AV accidents create insurance coverage disputes that are unique to the technology:

  • Whose auto insurance applies? If the vehicle was in autonomous mode, is the occupant's auto insurance liable, the manufacturer's product liability insurance, or a commercial fleet policy?
  • Commercial vs. personal coverage: Many AVs operate as commercial ride-hailing vehicles (Waymo, Cruise). Commercial fleet policies may cover passengers differently than personal auto policies.
  • Manufacturer recall and warranty: Some AV manufacturers have voluntarily covered medical expenses for crash victims. This coverage is not guaranteed and can be withdrawn at any time.

These coverage disputes further delay the availability of insurance-funded medication access, reinforcing the pharmacy lien as the most reliable funding mechanism.

Building AV Accident Cases Into Your Practice

PI attorneys who develop expertise in AV accident cases position themselves at the forefront of an emerging and growing practice area. Key steps:

  1. Track NHTSA AV crash reports — NHTSA publishes incident reports for AV crashes on public roads
  2. Understand the technology — Basic knowledge of lidar, radar, camera-based perception systems, and decision-making algorithms helps in depositions and expert witness selection
  3. Build manufacturer-specific knowledge — Each AV manufacturer has different technology, different failure modes, and different litigation history
  4. Partner with a pharmacy lien provider that can support multi-year cases — the LienScripts platform has no time limit on lien-funded dispensing

Related Resources

Frequently Asked Questions

Why do autonomous vehicle accident cases take longer to resolve?

AV accident cases involve multi-party liability disputes between the vehicle manufacturer, software developer, sensor supplier, and vehicle owner or operator. Each defendant has separate counsel, expert witnesses, and discovery demands. Additionally, the legal framework for AV liability is still evolving, with open questions about products liability, federal preemption, and insurance coverage that add complexity and time to each case.

Can a pharmacy lien fund medications for a case that lasts 3-5 years?

Yes. A pharmacy lien has no time limit on dispensing duration. The lien funds medications throughout the entire case lifecycle, regardless of how long the liability investigation and settlement negotiations take. The lien balance accumulates and is paid from the eventual settlement or verdict, whenever that occurs.

Who is liable in an autonomous vehicle accident?

Liability in AV accidents can rest with the vehicle manufacturer (hardware defect), the software developer (algorithm failure), the sensor supplier (lidar or camera malfunction), the mapping data provider (incorrect road data), or the vehicle owner/operator (failure to maintain or override).

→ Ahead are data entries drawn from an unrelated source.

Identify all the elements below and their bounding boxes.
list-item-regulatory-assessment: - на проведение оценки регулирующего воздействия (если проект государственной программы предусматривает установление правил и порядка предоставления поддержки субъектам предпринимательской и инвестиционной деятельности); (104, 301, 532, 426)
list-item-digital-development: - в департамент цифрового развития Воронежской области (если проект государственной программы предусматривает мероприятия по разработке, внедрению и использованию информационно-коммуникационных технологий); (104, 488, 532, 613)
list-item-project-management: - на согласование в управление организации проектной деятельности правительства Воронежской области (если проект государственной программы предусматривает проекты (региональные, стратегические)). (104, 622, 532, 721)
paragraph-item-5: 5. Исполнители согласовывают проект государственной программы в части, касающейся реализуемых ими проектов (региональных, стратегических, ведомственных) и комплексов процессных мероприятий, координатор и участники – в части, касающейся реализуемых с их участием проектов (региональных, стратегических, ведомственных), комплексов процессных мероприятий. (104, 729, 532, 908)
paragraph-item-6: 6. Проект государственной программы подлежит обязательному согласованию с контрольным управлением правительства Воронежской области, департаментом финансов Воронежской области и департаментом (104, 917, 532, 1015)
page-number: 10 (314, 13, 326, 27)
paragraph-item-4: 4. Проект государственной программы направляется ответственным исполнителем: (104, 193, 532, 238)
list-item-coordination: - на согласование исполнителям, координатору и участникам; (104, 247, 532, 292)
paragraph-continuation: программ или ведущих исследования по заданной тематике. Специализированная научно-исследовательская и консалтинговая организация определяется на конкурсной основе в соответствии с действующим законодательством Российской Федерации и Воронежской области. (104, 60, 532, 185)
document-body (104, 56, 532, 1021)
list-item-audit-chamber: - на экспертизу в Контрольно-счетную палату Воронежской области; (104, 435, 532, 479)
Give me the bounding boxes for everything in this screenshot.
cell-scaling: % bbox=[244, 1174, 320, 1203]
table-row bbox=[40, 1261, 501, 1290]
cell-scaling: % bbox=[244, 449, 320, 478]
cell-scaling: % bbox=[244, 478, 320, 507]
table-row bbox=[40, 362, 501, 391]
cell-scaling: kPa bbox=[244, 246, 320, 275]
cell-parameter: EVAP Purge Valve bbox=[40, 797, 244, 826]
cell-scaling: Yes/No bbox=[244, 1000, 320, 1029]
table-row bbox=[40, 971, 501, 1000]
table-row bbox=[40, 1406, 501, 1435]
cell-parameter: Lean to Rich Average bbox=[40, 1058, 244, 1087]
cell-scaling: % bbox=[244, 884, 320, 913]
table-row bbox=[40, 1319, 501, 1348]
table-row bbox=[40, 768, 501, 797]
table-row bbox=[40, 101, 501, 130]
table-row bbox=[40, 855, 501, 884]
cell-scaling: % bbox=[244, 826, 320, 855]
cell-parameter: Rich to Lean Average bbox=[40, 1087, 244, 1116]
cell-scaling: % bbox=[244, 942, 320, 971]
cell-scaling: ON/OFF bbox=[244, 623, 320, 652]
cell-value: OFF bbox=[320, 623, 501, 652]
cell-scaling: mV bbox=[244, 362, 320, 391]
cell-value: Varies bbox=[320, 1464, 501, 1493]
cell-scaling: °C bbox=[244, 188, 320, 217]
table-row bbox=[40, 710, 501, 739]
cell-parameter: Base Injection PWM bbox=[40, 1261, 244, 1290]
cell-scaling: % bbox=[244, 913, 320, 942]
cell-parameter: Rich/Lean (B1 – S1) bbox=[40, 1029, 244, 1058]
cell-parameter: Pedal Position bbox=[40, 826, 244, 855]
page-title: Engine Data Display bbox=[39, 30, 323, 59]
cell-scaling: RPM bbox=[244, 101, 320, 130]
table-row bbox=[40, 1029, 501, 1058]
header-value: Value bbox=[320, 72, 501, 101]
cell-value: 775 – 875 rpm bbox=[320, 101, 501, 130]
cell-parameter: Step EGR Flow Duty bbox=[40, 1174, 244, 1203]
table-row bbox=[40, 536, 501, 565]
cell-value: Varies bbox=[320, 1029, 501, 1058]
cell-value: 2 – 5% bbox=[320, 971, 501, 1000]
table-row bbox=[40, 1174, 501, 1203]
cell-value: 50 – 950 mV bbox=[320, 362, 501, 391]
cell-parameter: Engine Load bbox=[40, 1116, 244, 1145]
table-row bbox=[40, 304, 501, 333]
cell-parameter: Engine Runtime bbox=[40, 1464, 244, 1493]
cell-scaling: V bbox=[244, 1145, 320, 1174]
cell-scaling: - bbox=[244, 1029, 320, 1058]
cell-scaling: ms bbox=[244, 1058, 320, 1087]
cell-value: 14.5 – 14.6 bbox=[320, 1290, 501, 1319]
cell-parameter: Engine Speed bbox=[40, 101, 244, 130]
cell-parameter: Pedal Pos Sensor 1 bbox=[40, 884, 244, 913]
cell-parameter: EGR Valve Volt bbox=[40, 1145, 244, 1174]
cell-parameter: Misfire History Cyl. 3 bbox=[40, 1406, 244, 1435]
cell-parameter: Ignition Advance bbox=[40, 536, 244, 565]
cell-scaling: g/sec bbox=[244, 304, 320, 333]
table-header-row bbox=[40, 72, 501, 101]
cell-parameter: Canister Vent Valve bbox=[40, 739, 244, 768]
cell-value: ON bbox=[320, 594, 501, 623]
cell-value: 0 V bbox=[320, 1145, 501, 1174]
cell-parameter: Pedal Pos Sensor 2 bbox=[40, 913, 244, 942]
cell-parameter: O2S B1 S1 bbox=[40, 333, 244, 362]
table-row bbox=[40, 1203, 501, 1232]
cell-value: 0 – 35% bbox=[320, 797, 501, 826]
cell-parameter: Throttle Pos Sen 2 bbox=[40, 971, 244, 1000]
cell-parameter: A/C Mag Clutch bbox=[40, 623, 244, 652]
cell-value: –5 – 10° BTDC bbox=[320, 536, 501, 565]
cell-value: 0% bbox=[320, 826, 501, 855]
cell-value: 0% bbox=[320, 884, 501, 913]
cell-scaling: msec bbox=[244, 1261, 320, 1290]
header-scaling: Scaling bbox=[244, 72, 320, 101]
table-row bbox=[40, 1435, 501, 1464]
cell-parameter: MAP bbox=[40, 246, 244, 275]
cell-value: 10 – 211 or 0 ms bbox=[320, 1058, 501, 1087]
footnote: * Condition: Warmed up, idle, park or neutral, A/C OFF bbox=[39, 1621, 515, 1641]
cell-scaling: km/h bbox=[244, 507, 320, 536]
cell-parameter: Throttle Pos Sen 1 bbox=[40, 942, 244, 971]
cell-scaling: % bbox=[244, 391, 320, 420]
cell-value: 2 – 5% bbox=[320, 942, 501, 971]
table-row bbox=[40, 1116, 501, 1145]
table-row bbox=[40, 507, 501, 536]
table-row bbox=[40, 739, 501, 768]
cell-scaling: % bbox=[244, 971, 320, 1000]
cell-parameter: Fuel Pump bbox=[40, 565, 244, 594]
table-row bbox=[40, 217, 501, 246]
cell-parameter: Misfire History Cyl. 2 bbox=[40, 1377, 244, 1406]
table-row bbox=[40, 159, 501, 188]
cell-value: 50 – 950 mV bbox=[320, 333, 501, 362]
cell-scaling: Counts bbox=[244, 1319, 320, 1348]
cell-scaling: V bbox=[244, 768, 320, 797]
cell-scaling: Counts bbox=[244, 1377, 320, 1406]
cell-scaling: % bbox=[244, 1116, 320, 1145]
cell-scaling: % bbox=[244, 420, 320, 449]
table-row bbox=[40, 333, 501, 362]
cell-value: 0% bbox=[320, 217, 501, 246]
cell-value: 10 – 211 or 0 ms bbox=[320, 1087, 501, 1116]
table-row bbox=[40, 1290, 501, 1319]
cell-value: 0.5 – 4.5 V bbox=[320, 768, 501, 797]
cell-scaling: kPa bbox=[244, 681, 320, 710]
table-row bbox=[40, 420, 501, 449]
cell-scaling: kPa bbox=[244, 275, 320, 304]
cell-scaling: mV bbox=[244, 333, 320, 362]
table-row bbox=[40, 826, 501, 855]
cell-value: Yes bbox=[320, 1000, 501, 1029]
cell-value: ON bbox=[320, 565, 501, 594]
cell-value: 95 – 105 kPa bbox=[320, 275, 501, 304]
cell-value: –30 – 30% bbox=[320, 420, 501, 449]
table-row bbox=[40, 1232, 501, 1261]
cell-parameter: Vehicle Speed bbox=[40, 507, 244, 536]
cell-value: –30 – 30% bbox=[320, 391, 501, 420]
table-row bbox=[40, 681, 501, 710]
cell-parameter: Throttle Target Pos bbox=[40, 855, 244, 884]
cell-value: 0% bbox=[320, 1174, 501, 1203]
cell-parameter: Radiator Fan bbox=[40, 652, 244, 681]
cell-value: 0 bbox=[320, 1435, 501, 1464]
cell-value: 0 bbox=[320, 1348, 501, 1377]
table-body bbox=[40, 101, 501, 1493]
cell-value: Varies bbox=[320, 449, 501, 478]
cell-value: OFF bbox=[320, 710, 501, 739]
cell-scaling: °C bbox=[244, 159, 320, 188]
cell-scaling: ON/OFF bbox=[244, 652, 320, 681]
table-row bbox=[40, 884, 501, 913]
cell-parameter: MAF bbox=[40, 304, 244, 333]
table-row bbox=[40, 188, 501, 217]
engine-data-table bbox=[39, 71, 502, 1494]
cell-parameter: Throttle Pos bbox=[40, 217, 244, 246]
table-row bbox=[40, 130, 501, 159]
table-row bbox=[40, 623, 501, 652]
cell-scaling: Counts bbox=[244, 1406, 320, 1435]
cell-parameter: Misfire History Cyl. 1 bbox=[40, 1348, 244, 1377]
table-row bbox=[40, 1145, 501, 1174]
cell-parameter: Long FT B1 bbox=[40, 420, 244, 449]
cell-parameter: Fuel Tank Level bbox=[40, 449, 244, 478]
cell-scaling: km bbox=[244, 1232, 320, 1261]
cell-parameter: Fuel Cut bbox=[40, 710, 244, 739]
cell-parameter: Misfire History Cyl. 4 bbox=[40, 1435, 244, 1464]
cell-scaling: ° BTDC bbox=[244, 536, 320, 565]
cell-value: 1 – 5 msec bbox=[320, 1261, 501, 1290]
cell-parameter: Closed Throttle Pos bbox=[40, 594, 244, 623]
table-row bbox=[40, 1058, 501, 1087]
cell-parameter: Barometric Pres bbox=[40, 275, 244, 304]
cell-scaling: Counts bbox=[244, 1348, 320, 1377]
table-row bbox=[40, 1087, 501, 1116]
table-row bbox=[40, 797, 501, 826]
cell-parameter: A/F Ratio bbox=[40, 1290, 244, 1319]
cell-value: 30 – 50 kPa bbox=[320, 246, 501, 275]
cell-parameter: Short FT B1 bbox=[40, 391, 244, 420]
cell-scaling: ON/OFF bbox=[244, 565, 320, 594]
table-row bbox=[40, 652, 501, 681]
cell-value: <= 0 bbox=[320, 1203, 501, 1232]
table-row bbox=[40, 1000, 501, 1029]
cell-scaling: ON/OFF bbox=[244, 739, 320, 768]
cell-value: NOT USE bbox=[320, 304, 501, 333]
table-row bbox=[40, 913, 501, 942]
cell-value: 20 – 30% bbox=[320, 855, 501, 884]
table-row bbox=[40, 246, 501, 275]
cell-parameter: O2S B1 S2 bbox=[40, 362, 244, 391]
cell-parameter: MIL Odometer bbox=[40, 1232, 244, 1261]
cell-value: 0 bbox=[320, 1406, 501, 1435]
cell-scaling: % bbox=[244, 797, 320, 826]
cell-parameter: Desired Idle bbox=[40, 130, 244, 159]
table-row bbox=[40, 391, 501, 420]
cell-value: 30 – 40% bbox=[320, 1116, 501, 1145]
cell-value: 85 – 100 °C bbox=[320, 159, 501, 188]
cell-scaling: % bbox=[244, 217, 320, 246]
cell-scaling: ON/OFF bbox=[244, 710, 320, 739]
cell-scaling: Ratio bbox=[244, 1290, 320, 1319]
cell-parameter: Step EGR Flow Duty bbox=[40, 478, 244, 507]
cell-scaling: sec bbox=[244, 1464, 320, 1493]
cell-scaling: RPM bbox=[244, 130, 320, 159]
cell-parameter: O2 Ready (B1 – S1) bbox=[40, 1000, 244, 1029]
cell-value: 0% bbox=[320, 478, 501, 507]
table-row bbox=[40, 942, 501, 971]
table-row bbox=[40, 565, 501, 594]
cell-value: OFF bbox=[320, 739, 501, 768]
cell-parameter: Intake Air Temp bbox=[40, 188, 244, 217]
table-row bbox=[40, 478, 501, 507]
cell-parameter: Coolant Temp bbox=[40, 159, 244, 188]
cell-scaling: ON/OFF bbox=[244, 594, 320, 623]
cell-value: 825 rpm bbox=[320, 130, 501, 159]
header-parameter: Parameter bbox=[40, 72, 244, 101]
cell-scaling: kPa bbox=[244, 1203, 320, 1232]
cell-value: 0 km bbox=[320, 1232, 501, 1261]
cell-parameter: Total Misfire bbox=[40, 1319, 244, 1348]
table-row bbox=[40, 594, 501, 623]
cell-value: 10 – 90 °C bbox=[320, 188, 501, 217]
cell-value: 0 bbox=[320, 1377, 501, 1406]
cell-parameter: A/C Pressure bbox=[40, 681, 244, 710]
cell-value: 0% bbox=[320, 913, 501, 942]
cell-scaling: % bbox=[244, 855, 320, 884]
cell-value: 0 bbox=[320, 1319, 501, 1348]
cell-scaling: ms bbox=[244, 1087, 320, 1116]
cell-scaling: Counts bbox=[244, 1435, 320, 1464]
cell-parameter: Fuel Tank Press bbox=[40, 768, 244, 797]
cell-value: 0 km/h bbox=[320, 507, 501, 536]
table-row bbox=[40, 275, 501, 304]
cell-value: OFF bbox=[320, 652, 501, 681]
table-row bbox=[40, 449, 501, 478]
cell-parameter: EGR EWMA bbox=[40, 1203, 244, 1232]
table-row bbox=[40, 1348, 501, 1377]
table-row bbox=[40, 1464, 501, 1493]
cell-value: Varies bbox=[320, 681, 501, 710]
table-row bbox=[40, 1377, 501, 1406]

Most AV cases involve claims against multiple defendants under both products liability and negligence theories.

What injuries are common in autonomous vehicle accidents?

Common AV accident injuries include traumatic brain injury from sudden deceleration or impact, spinal cord injuries from high-speed crashes, and multi-system trauma — particularly in pedestrian or cyclist cases. These injuries typically require complex, long-term medication regimens spanning pain management, neurological treatment, and rehabilitation support.